Moisés Souza, Edinho Duarte e mais noves funcionários da
AL são acusados da ação fraudulenta, que resultou na contratação da Cooperativa
de Transportes do Amapá – TRANSCOOP, causando prejuízo ao erário no valor de R$
235.000,00 (duzentos e trinta e cinco mil reais). A contratação da Cooperativa,
segundo as investigações, foi comandada por Moisés Souza e Edinho Duarte, e
realizada supostamente em caráter de emergência, sob o argumento de atender às
necessidades de deslocamento de servidores e deputados até os municípios do
Estado.
No entanto, a despeito da justificativa dada pela
Assembleia Legislativa de contratação por menor preço, não consta no processo
administrativo nenhuma cotação entre outras empresas do ramo de locação de
veículos, contrariando a justificativa apresentada pelo presidente da CPL, na
qual argumenta que a TRANSCOOP “foi a que melhor atendeu às necessidades da
Administração da Assembleia”.
Ainda de acordo com as investigações, a AL emitiu cheque
nominal à TRANSCOOP, no valor combinado de R$ 235 mil para o pagamento dos
serviços supostamente prestados, assinado por Moisés Souza, Edinho Duarte e
Edmundo Ribeiro Tork Filho.

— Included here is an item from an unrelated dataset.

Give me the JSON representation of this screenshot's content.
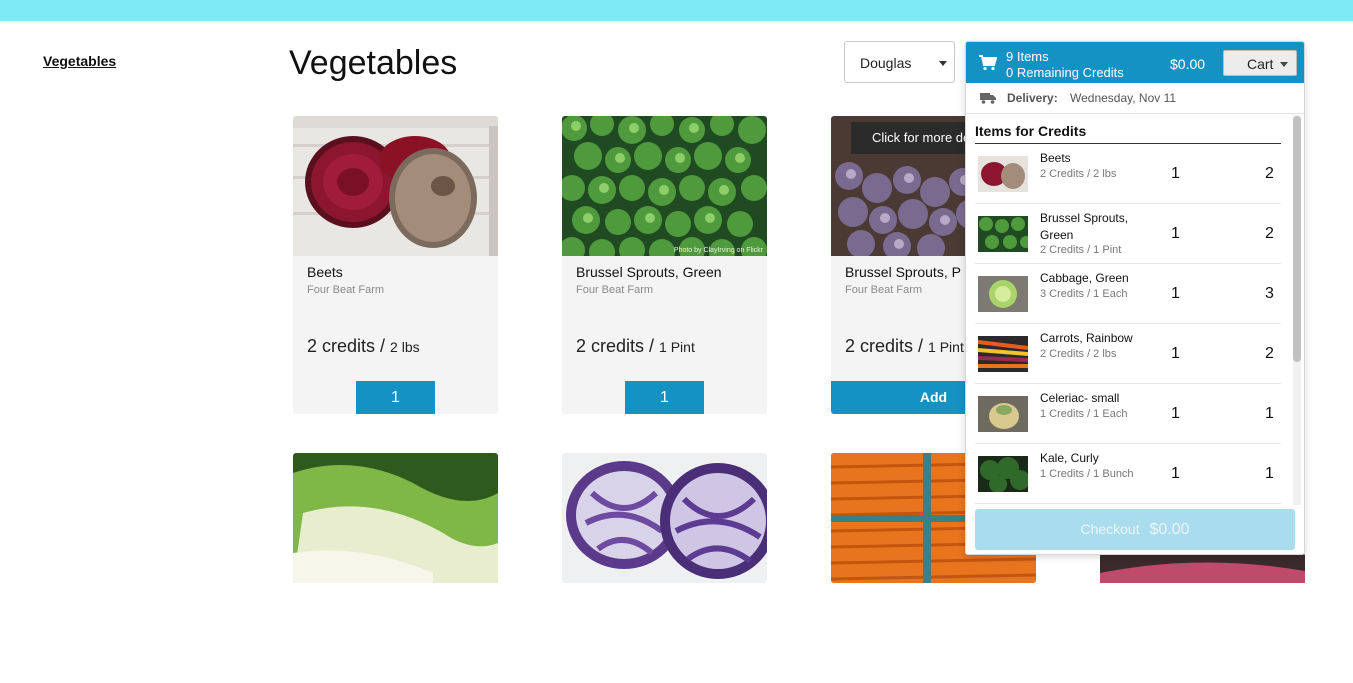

Contudo, com base em quebra de sigilo bancário,
autorizada por decisão judicial, ficou provado que o cheque em questão, ao
invés de ser depositado na conta da TRANSCOOP, foi sacado diretamente no caixa
do banco pelo servidor da AL, Gleidson Luís Amanajás da Silva, conhecido como
Gargamel, em março de 2011.
A fraude ganhou ainda mais sustentação quando o
Presidente da TRANSCOOP, espontaneamente, revelou o esquema de fraude à
licitação, com o direcionamento da contratação e o pagamento por serviços não
prestados, ou seja, a TRANSCOOP não apresentou nenhum veículo para locação pela
Assembleia. O Ministério Público ainda ouviu a diretora financeira e os
cooperados da TRANSCOOP, que declararam desconhecer qualquer locação de
veículos para a AL.
Ao forjarem o processo de dispensa de licitação e a
contratação da referida Cooperativa, os requeridos praticaram atos de
improbidade administrativa que importaram em prejuízo ao erário e violaram os
princípios constitucionais da legalidade, moralidade e impessoalidade.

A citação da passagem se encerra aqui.